Mampukah Penerimaan Cukai Rokok 2023 Tembus Target?

Petugas memperlihatkan rokok ilegal yang telah terkemas di Kantor Dirjen Bea Cukai, Jakarta, Jumat (30/9). Rokok ilegal ini diproduksi oleh mesin dengan total produksi 1500 batang per menit. (Liputan6.com/Faizal Fanani)

Direktorat Jenderal Bea dan Cukai Kementerian Keuangan (DJBC Kemenkeu) menyebutkan bahwa fenomena peralihan konsumsi dari rokok golongan tertinggi ke rokok murah (downtrading) menjadi penyebab penurunan penerimaan cukai pada 2023.

DJBC Kemenkeu mencatat penerimaan cukai hasil tembakau (CHT) hingga akhir Agustus 2023 yaitu sebesar Rp126,8 triliun turun atau turun 5,82 persen jika dibandingkan dengan periode yang sama pada 2022.

Penerimaan sepanjang tahun 2023 pun diperkirakan tidak akan mencapai target APBN 2023 sebesar Rp232,5 triliun.

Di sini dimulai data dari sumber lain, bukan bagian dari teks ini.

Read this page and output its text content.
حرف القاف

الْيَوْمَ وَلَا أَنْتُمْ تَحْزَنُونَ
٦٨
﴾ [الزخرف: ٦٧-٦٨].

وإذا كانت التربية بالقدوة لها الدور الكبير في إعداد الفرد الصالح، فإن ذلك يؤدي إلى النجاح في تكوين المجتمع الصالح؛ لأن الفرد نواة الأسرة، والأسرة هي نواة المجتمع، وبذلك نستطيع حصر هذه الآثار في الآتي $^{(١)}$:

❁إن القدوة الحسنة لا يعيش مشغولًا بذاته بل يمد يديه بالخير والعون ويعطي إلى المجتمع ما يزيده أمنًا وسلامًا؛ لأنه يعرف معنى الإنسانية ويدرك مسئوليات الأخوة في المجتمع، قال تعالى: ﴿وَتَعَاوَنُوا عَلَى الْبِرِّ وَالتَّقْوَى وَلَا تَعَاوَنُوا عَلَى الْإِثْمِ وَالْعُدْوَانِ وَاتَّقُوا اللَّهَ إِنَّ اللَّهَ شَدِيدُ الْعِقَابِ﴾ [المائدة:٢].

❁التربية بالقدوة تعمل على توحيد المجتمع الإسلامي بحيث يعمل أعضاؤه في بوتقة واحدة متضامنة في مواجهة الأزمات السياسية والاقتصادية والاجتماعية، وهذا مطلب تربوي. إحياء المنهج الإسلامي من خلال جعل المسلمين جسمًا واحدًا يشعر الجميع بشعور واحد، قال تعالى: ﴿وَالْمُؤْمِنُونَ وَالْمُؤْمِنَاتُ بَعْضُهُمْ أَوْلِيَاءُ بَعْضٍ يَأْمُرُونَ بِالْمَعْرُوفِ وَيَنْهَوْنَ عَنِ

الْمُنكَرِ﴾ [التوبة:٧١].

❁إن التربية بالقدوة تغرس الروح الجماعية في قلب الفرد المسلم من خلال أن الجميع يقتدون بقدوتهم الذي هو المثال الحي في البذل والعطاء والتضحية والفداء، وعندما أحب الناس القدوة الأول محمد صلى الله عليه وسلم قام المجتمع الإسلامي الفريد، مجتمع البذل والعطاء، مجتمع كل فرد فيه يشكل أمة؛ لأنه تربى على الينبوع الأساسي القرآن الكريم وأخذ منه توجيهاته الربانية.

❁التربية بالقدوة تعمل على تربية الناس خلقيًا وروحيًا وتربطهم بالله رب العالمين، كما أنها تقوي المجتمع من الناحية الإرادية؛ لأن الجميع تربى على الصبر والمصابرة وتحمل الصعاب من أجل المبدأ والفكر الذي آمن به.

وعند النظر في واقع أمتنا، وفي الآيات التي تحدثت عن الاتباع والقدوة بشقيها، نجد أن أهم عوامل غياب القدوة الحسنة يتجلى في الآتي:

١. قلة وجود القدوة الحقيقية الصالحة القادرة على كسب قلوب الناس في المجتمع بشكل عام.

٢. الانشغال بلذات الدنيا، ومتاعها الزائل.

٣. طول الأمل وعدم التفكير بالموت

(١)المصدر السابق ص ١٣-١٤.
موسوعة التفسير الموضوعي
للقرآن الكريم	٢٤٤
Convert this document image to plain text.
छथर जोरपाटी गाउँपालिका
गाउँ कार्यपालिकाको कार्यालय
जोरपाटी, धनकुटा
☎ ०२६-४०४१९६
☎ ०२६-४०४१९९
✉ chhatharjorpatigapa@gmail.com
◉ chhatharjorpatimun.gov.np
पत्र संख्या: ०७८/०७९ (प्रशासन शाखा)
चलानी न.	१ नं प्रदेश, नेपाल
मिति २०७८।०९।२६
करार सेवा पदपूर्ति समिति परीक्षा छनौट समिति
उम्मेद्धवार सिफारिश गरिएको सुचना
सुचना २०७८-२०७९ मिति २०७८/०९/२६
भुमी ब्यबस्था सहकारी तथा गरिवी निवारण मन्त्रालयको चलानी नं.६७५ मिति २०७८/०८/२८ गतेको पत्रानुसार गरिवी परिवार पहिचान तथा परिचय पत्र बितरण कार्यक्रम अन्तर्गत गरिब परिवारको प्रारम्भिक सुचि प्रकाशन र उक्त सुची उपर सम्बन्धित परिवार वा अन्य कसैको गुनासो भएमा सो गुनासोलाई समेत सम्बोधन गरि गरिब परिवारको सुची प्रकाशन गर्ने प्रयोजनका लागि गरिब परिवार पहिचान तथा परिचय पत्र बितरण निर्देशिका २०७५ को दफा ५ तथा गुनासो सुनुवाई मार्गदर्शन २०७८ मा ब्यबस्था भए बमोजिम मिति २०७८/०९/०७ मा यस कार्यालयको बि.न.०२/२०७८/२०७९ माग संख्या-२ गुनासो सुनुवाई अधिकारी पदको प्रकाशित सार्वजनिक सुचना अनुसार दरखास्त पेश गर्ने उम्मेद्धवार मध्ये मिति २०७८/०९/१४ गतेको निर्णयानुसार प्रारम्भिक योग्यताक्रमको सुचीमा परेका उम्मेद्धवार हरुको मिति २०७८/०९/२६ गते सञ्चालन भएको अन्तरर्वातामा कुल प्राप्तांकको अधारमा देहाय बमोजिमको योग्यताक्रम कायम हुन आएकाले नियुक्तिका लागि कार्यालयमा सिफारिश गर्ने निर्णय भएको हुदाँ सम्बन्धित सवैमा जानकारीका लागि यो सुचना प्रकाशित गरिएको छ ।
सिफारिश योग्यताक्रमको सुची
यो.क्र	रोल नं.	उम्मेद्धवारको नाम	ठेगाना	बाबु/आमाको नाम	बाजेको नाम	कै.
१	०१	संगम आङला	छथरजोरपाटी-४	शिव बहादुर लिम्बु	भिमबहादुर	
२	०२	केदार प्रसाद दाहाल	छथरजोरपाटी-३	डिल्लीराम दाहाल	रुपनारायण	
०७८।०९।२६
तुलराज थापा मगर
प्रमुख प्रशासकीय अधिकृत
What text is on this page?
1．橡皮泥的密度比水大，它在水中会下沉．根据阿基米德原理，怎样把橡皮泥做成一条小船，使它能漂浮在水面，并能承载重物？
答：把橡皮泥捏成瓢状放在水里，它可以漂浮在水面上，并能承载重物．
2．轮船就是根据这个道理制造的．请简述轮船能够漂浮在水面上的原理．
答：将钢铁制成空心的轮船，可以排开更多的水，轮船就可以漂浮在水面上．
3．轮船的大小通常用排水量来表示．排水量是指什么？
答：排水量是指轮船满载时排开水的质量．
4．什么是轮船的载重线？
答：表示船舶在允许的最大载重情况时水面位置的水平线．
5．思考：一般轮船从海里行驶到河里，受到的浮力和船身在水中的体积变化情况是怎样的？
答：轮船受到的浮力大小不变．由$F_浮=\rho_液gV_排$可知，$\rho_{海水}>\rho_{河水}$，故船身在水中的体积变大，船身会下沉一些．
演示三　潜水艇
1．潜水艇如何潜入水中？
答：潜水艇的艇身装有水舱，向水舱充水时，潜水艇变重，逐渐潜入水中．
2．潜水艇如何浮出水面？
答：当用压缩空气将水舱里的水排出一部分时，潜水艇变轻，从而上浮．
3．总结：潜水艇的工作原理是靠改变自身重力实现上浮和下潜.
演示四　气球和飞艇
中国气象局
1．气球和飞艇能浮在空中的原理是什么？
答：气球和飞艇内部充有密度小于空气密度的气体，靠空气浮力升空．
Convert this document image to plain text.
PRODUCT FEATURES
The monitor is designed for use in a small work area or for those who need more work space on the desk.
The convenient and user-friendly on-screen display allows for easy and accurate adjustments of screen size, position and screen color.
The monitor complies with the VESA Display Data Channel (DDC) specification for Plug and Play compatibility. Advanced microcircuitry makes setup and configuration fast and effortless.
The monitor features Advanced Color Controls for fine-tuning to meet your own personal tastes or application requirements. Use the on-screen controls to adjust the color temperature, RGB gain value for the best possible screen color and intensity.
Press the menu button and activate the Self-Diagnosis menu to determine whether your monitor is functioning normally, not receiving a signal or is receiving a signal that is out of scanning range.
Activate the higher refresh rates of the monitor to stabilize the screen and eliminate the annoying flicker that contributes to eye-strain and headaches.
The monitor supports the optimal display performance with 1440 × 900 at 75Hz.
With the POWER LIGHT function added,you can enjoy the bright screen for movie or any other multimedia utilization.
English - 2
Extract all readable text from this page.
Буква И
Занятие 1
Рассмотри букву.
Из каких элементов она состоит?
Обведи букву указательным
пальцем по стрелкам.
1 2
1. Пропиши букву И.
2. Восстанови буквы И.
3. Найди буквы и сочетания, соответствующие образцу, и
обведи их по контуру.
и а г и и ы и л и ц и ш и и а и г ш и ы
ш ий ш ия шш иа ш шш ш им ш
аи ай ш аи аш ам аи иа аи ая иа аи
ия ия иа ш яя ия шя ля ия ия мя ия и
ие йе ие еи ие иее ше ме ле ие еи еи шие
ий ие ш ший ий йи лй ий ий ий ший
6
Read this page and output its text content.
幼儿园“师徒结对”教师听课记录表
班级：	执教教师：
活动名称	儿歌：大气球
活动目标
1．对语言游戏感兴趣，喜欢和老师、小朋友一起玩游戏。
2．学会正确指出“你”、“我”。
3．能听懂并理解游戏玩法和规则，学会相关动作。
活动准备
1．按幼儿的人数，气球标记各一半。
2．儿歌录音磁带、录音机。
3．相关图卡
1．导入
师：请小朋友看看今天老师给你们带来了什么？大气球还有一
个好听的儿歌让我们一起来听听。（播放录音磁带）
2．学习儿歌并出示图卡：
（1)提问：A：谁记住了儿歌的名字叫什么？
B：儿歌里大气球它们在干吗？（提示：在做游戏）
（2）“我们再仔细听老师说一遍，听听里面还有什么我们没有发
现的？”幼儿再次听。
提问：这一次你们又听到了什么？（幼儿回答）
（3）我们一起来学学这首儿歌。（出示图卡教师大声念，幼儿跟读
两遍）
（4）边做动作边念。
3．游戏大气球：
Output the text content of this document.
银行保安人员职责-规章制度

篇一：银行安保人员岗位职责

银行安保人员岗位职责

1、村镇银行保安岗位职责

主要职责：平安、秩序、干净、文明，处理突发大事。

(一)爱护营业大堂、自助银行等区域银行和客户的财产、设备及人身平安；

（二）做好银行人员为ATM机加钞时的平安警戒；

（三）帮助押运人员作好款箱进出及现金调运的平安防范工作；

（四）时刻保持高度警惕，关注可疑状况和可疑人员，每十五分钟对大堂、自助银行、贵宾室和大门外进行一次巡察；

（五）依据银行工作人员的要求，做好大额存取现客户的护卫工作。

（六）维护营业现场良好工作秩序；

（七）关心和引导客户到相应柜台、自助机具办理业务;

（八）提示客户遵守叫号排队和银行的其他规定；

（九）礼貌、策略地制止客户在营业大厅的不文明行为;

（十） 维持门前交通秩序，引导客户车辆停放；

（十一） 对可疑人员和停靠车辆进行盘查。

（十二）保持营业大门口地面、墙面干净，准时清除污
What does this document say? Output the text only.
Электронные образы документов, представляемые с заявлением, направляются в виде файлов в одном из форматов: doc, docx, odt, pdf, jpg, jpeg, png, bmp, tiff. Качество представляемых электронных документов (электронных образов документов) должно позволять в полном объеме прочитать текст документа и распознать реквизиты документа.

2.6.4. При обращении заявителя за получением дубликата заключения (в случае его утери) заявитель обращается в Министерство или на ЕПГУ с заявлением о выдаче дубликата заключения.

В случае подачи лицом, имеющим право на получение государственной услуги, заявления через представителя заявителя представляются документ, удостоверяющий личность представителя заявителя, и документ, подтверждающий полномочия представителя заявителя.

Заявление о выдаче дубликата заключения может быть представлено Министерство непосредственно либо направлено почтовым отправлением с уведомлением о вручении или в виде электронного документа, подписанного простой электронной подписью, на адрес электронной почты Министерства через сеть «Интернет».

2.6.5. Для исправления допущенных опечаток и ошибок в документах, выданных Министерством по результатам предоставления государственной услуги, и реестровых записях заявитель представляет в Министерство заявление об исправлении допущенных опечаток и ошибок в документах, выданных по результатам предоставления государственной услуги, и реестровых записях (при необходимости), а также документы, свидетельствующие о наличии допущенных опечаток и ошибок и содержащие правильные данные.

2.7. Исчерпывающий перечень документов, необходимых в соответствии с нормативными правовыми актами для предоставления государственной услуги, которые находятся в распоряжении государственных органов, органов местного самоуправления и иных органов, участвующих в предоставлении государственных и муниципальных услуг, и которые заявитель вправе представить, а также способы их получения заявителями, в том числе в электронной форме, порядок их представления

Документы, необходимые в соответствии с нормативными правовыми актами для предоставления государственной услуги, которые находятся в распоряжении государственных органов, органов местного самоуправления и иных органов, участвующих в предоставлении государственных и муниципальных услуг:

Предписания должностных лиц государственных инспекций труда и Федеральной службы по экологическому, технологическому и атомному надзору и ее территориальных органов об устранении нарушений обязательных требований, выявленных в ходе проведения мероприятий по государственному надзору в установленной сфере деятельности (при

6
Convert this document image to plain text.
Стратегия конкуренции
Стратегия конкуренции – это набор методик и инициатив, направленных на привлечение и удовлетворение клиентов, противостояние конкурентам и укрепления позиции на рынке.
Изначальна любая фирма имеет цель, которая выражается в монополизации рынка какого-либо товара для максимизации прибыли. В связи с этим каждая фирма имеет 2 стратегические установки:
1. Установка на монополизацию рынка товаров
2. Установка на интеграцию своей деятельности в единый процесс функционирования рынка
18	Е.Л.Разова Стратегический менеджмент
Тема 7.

Direktur Komunikasi dan Bimbingan Pengguna Jasa DJBC Kemenkeu, Nirwala Dwi Heryanto mengungkap pihaknya memperkirakan realisasi penerimaan CHT pada akhir 2023 diperkirakan bakal mencapai Rp218,1 triliun atau hanya 93,8 persen dari target. Apabila benar terjadi, ini adalah rekor baru di mana sebelumnya realisasi penerimaan CHT selalu berhasil melampaui target yang dicanangkan dalam APBN.

Kepala Kantor Wilayah (Kanwil) Bea Cukai Jawa Timur I Untung Basuki mengatakan downtrading memang menjadi tantangan bagi Bea Cukai, khususnya dalam optimalisasi penerimaan CHT. Bahkan, Untung menyebut bahwa fenomena ini sangat terasa di Jawa Timur yang pada dasarnya merupakan penyumbang penerimaan CHT terbesar di Indonesia.

“Karena golongan I sudah terlalu tinggi, maka mereka (masyarakat) cenderung beralih ke golongan II yang tarif cukainya relatif lebih rendah,” ujarnya.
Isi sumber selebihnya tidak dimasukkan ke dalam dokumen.